On the server, I checked the UDP socket buffer size using ndd
(this
was under Solaris. For AIX the command is no
and for Linux the command
is sysctl
).
The following code was added to the socket initialize (minus the error
handling) to ensure that the socket buffers were large enough.

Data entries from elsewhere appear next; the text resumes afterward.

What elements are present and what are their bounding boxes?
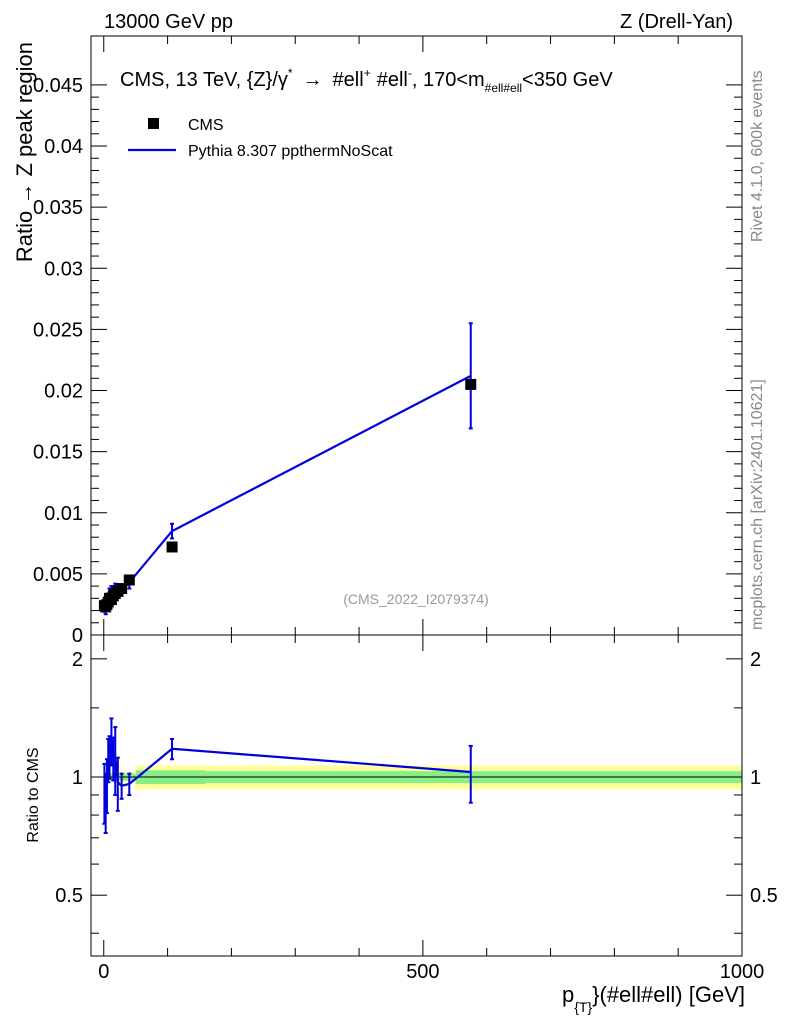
ratio-y-tick-label-left: 1 <box>72 767 83 789</box>
title-arrow: → <box>303 69 323 91</box>
header-right: Z (Drell-Yan) <box>620 11 733 33</box>
title-plus: + <box>364 66 371 80</box>
ratio-y-tick-label-left: 2 <box>72 649 83 671</box>
title-ell-1: #ell <box>333 69 364 91</box>
title-range-sub: #ell#ell <box>485 81 522 95</box>
cms-data-point <box>465 378 477 390</box>
mcplots-label: mcplots.cern.ch [arXiv:2401.10621] <box>749 379 766 630</box>
title-range-b: <350 GeV <box>522 69 613 91</box>
main-y-tick-label: 0.045 <box>33 75 83 97</box>
main-y-tick-label: 0.005 <box>33 564 83 586</box>
cms-data-point <box>116 583 128 595</box>
main-x-ticks <box>103 36 743 635</box>
main-panel: 0 0.005 0.01 0.015 0.02 0.025 0.03 0.035 0.04 0.0… <box>33 35 743 647</box>
ratio-y-tick-label-left: 0.5 <box>55 885 83 907</box>
ratio-x-ticks: 0 500 1000 <box>98 635 764 983</box>
ratio-x-tick-label: 1000 <box>720 961 765 983</box>
ratio-y-tick-label-right: 2 <box>750 649 761 671</box>
cms-data-points <box>98 378 477 613</box>
legend-mc-label: Pythia 8.307 ppthermNoScat <box>188 143 393 160</box>
legend-data-label: CMS <box>188 117 224 134</box>
plot-title: CMS, 13 TeV, {Z}/γ* → #ell+ #ell-, 170<m#el… <box>120 66 613 95</box>
x-label-sub: {T} <box>574 999 592 1015</box>
ratio-frame <box>90 634 743 957</box>
title-minus: - <box>408 66 412 80</box>
main-y-axis-label: Ratio → Z peak region <box>12 42 37 262</box>
x-label-rest: }(#ell#ell) [GeV] <box>592 982 745 1007</box>
ratio-error-bars <box>102 717 473 835</box>
x-label-p: p <box>562 982 574 1007</box>
title-main: CMS, 13 TeV, {Z}/γ <box>120 69 288 91</box>
ratio-y-ticks: 0.5 0.5 1 1 2 2 <box>55 649 778 934</box>
title-ell-2: #ell <box>377 69 408 91</box>
main-y-tick-label: 0.04 <box>44 136 83 158</box>
cms-data-point <box>166 541 178 553</box>
analysis-watermark: (CMS_2022_I2079374) <box>343 591 489 607</box>
main-y-tick-label: 0.025 <box>33 319 83 341</box>
rivet-label: Rivet 4.1.0, 600k events <box>749 70 766 242</box>
main-y-tick-label: 0.01 <box>44 503 83 525</box>
legend-data-marker <box>148 118 159 129</box>
x-axis-label: p{T}}(#ell#ell) [GeV] <box>562 982 745 1015</box>
ratio-y-tick-label-right: 1 <box>750 767 761 789</box>
mc-line <box>103 374 472 614</box>
cms-data-point <box>123 574 135 586</box>
ratio-x-tick-label: 500 <box>406 961 439 983</box>
mc-error-bars <box>102 322 473 616</box>
ratio-y-axis-label: Ratio to CMS <box>25 747 42 842</box>
ratio-x-tick-label: 0 <box>98 961 109 983</box>
header-left: 13000 GeV pp <box>104 11 233 33</box>
ratio-y-tick-label-right: 0.5 <box>750 885 778 907</box>
main-y-tick-label: 0.02 <box>44 381 83 403</box>
main-y-tick-label: 0.03 <box>44 258 83 280</box>
title-range-a: , 170<m <box>412 69 485 91</box>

unsigned size = 1024 * 1024; // 1MB
int ret = setsockopt(desc, SOL_SOCKET, SO_SNDBUF, &size, sizeof(size));
ret = setsockopt(desc, SOL_SOCKET, SO_RCVBUF, &size, sizeof(size));
Now that the application was performing acceptably I decided to run it
under the profiler. This turned up the function which was adding
responses to the in-memory packet. It turned out that as responses were
being added to the packet, the headers were being recalculated each
time. I removed this unnecessary work and only made the calculations
right before the packet was sent. This improved performance a few
percentage points more.
By binding the network interrupts to a particular core and keeping the
sending thread off of that core we were able to eek out additional
performance from the application. To accomplish this, the application
allows the operator to specify which core(s) it should bind to using
sched_setaffinity
(Linux) and processor_bind
(Solaris). You can also
accomplish this using taskset
(Linux) and pbind (Solaris) if you don’t
wish to modify your application.
Looking at the network traffic with tcpdump, I saw that I could fit an
additional response in the response bundle packet if I reduced or
removed some of the items in the packet header. At this point the
analysis and tuning had gone on for a few weeks and we had a schedule to
meet. Since the performance was where we needed it, the application was
wrapped up and sent to quality assurance.
The single most important lesson I learned from this exercise was to use
non-blocking sockets to their fullest by continually calling
recv
/send
until the call would block and then using select
to idle
the process until there is work to do.